Reassigned to @DouweM

@grzesiek Not sure if I like fluent interface better, but at least it would better protect us from typo in hashes. Since you talked about single responsibility, what about splitting CreateBranchService to CreateBranchWithHooksService and CreateBranchService? I am a bit worried that we could end up with combination of classes for options, but I guess it's fine in this case.

Thanks for reviewing!

"Executing git hooks" is really just simulating a push, so that access is verified, push rules are run, the branch creation shows up in the activity feed, we optionally post "restored branch" notes to MRs etc. It is not safe to skip it, since behavior in GitLab or the project's workflow (through push rules) depends on every repo action having these hooks run. add_branch technically does have more than one responsibility, but I don't think we should ever add a branch without running to accompanying hooks.

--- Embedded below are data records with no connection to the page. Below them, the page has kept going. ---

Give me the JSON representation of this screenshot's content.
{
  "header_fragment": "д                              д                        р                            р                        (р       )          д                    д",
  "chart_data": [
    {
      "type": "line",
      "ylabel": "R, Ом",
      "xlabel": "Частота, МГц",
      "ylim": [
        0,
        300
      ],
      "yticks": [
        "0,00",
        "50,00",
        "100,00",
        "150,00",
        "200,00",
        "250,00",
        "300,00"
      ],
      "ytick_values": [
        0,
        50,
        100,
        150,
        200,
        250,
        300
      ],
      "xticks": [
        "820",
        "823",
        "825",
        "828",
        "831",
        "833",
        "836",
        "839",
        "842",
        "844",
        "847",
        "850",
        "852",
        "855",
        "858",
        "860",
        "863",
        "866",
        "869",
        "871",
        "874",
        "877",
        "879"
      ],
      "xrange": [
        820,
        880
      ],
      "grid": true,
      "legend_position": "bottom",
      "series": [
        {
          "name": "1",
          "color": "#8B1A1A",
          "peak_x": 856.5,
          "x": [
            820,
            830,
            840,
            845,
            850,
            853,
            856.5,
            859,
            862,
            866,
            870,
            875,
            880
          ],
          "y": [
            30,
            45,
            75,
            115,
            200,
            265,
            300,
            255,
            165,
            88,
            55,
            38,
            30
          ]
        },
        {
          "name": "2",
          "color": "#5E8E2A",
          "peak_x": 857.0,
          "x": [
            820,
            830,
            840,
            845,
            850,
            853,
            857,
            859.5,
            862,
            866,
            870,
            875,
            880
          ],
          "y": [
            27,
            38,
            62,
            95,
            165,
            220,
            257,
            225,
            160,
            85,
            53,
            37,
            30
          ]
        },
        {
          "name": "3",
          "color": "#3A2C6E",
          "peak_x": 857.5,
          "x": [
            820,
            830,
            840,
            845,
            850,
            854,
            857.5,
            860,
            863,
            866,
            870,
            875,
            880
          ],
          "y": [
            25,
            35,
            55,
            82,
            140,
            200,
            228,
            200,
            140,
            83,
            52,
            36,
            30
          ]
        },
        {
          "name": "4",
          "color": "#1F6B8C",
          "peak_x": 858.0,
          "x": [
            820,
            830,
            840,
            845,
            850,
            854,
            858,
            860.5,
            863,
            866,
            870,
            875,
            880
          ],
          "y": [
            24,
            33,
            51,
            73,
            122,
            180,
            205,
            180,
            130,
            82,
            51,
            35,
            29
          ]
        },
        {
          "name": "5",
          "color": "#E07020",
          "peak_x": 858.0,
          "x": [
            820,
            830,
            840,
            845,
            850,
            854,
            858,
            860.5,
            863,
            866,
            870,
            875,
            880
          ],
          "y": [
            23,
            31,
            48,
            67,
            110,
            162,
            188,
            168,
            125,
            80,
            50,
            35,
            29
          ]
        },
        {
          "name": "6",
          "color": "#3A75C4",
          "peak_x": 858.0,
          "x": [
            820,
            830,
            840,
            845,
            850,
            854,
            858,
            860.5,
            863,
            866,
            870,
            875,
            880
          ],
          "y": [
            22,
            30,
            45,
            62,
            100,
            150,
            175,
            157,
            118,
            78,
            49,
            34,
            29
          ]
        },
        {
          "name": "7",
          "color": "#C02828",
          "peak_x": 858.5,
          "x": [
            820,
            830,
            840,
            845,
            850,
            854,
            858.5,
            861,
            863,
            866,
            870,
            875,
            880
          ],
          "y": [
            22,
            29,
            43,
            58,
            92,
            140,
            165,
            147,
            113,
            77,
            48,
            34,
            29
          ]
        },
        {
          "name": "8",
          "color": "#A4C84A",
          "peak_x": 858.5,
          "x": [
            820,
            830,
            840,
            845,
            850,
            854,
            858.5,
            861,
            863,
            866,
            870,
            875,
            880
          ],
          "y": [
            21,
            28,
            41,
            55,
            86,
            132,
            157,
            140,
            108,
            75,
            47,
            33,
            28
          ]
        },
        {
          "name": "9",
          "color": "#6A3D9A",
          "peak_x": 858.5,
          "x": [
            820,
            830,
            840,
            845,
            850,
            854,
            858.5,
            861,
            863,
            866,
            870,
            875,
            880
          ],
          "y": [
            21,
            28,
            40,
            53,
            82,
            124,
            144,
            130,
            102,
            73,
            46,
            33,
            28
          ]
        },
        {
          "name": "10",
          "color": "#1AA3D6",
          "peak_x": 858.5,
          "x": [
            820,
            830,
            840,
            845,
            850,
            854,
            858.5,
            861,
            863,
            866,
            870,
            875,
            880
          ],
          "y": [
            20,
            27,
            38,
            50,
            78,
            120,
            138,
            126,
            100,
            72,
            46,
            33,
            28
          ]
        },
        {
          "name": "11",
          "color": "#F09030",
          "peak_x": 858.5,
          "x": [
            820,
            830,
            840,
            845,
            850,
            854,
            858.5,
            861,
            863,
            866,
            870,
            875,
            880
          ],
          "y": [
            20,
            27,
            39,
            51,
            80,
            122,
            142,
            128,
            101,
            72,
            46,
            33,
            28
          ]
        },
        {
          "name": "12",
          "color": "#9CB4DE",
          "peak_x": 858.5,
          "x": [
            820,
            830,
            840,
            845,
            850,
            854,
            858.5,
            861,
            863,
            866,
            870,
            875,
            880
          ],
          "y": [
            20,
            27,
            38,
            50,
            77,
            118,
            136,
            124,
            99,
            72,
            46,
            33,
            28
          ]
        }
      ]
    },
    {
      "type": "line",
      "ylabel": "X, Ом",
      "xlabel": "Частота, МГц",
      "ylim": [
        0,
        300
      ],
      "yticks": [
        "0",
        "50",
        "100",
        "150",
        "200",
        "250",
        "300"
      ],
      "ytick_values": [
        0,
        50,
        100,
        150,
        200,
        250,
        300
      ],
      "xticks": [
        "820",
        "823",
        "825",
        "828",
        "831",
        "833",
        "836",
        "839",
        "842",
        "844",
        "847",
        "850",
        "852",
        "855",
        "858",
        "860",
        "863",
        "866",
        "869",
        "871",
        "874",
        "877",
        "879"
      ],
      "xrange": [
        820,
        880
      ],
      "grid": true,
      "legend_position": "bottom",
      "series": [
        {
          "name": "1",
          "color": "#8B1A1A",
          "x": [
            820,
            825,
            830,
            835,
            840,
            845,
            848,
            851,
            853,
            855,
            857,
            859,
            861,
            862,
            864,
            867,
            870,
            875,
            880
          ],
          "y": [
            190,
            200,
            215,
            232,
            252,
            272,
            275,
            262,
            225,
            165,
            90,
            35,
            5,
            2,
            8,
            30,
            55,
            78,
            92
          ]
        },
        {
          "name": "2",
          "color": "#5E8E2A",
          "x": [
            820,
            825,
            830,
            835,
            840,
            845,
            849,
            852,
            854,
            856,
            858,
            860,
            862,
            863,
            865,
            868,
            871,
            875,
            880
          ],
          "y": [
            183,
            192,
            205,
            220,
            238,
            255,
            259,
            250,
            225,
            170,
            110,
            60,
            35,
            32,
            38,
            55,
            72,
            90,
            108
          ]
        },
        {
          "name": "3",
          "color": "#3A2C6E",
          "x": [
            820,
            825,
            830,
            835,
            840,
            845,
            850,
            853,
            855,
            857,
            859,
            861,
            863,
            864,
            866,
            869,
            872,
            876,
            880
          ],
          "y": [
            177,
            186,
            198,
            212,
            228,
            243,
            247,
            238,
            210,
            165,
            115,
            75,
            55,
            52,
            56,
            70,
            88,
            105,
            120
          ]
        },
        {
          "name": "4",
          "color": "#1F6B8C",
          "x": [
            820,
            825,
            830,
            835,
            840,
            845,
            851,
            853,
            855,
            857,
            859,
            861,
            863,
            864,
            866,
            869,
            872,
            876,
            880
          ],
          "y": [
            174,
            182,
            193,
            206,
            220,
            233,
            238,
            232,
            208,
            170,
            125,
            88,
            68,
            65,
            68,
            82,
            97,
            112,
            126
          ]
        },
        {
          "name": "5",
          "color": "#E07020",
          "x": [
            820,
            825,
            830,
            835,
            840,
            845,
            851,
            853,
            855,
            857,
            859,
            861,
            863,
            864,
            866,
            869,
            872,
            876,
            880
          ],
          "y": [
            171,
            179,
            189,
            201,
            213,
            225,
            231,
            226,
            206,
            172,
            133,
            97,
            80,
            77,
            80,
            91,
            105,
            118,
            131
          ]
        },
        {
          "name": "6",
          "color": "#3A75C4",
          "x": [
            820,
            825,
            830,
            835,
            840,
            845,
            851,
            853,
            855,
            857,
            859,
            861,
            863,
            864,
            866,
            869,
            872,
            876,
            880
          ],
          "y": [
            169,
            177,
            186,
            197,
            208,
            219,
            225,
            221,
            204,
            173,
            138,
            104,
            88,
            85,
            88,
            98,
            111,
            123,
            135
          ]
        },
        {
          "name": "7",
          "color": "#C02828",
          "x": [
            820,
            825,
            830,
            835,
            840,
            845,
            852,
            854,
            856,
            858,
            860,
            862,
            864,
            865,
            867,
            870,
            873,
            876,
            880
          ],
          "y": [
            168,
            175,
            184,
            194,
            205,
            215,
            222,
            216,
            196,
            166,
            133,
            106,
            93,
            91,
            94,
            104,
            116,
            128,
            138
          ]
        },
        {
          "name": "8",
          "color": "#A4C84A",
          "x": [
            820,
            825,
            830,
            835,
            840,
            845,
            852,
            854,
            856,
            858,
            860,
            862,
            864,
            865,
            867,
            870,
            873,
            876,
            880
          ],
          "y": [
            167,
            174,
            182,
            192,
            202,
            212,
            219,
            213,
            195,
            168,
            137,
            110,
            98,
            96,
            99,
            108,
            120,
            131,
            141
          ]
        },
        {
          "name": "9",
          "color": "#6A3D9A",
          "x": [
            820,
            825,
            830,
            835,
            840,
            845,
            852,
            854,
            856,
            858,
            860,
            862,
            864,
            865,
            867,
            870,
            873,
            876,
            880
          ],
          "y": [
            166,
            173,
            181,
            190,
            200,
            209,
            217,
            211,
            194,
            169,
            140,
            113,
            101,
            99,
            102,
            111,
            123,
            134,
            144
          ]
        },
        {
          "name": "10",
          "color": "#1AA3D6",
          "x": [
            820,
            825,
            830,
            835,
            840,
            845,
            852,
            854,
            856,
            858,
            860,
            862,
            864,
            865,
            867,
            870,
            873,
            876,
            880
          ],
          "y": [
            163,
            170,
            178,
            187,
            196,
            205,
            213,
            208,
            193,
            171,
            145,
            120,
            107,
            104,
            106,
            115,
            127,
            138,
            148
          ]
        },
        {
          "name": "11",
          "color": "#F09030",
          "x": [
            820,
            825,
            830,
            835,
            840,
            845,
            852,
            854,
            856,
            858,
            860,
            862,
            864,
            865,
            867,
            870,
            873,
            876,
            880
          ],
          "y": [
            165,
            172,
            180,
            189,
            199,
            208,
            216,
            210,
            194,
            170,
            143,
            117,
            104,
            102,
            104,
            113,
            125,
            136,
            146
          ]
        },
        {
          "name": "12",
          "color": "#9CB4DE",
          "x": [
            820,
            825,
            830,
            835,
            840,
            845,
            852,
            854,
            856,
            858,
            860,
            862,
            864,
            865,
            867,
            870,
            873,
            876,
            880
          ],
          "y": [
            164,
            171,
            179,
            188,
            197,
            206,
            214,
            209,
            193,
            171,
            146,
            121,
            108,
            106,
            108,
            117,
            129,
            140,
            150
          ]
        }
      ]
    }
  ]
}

I agree that https://gitlab.com/gitlab-org/gitlab-ce/issues/23439 is a problem, but I think the fix is not to create the branch and just not tell GitLab about it. The proper fix seems to create the branch with the new commit in one go, so that it is a single repository action, which would mean moving away from using CreateBranchService here.

Reassigned to @ayufan

@godfat Could you work on this as @DouweM suggests?

Reassigned to @godfat

@ayufan I'll play around and see if I could come up with a good approach.

@godfat Were you able to come up with another approach?

@stanhu I am about to try it in the next few hours. Would let you know how it goes tomorrow :P

Some quick investigation makes me feel that we should actually make Repository#update_branch_with_hooks create a new branch if target branch doesn't exist, instead of raising Gitlab::Git::Repository::InvalidRef as for now because otherwise we might need to touch a lot of places to make it create a new branch in one action.

The only place we're rescuing Gitlab::Git::Repository::InvalidRef is in Repository#copy_gitattributes, which I guess has nothing to do with Repository#update_branch_with_hooks so this might not break anything.